Source: Christian art
Gospel of October 19, 2022
Jesus said to his disciples:
“You can be quite sure of this, that if the householder had known what time the burglar would come, he would not have let anyone break into the wall of his house. You too, be ready, for the Son of Man is coming at an hour you do not expect.
Peter said, ‘Lord, do you mean this parable for us, or for everyone?’ The Lord answered, “What kind of steward is faithful and wise enough that the master places him above his household to give them their food allowance at the proper time?” Happy is this servant if the arrival of his master finds him in this employment. Truly I tell you, he will set him above all he has. But as for the servant who says to himself: “My master is late in coming”, and who begins to beat servants and maidservants, to eat, to drink and to get drunk, his master will come on a day he does not expect. not and at one o’clock he does not know.
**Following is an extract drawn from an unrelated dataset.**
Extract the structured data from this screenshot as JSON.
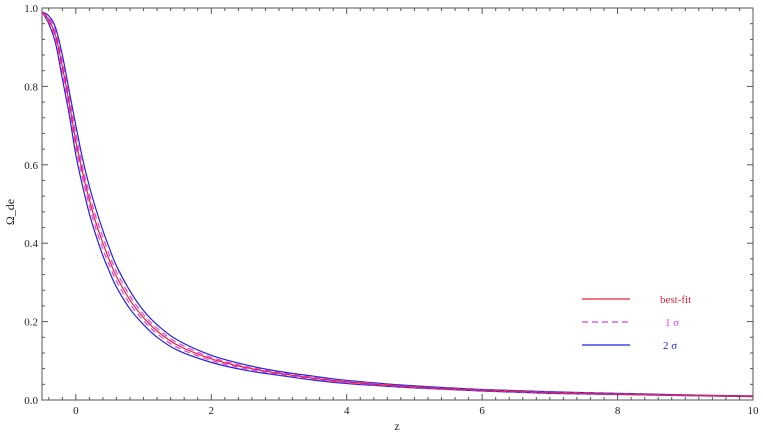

The master will cut him off and send him to the same fate as the infidel.
The servant who knows what his master wants, but has not even begun to fulfill those wishes, will receive many, many lashes. The one who didn’t know, but deserves to be beaten for what he did, will receive less beatings. When much has been given to a man, much will be asked of him; when a man has been given a lot of trust, even more will be expected of him.
Reflection on the fresco
Our Gospel reading today says ‘The Son of Man is coming at an hour you do not expect’. We don’t know when we will die. In the past, this led to practices such as, for example, the nobility always having a priest at hand, to give absolution just before death in the event of a fatal accident. Or the early Christians waited to be baptized until old age or the time of death, so that they would be in a “sinless pure state” at death. Of course, this is all far too calculated and is not what Jesus is thinking about in our reading.
We never know when our life will end, so rather than overcalculating the end of life, Jesus urges us to live a good life. The Lord will examine what we have done in the years given to us, not just what we have done in our last days!
Our fresco by Masaccio represents the Baptism of the Neophytes. Also in Florence (as was yesterday’s fresco), the splendid color tones have been rediscovered during a recent restoration. We see a grown man being baptized while another man on the right waits, but clearly cold and shivering. Behind this nude, there is another neophyte still fully dressed, in a red coat. The trickle of river water flowing against the kneeling neophyte’s legs is subtle. Likewise, the water that Saint Peter pours from the basin, with a gesture somewhat like that of a peasant who sows his seeds, splashes on the man’s head. Her hair is soaked. It is a beautiful depiction of adult baptism.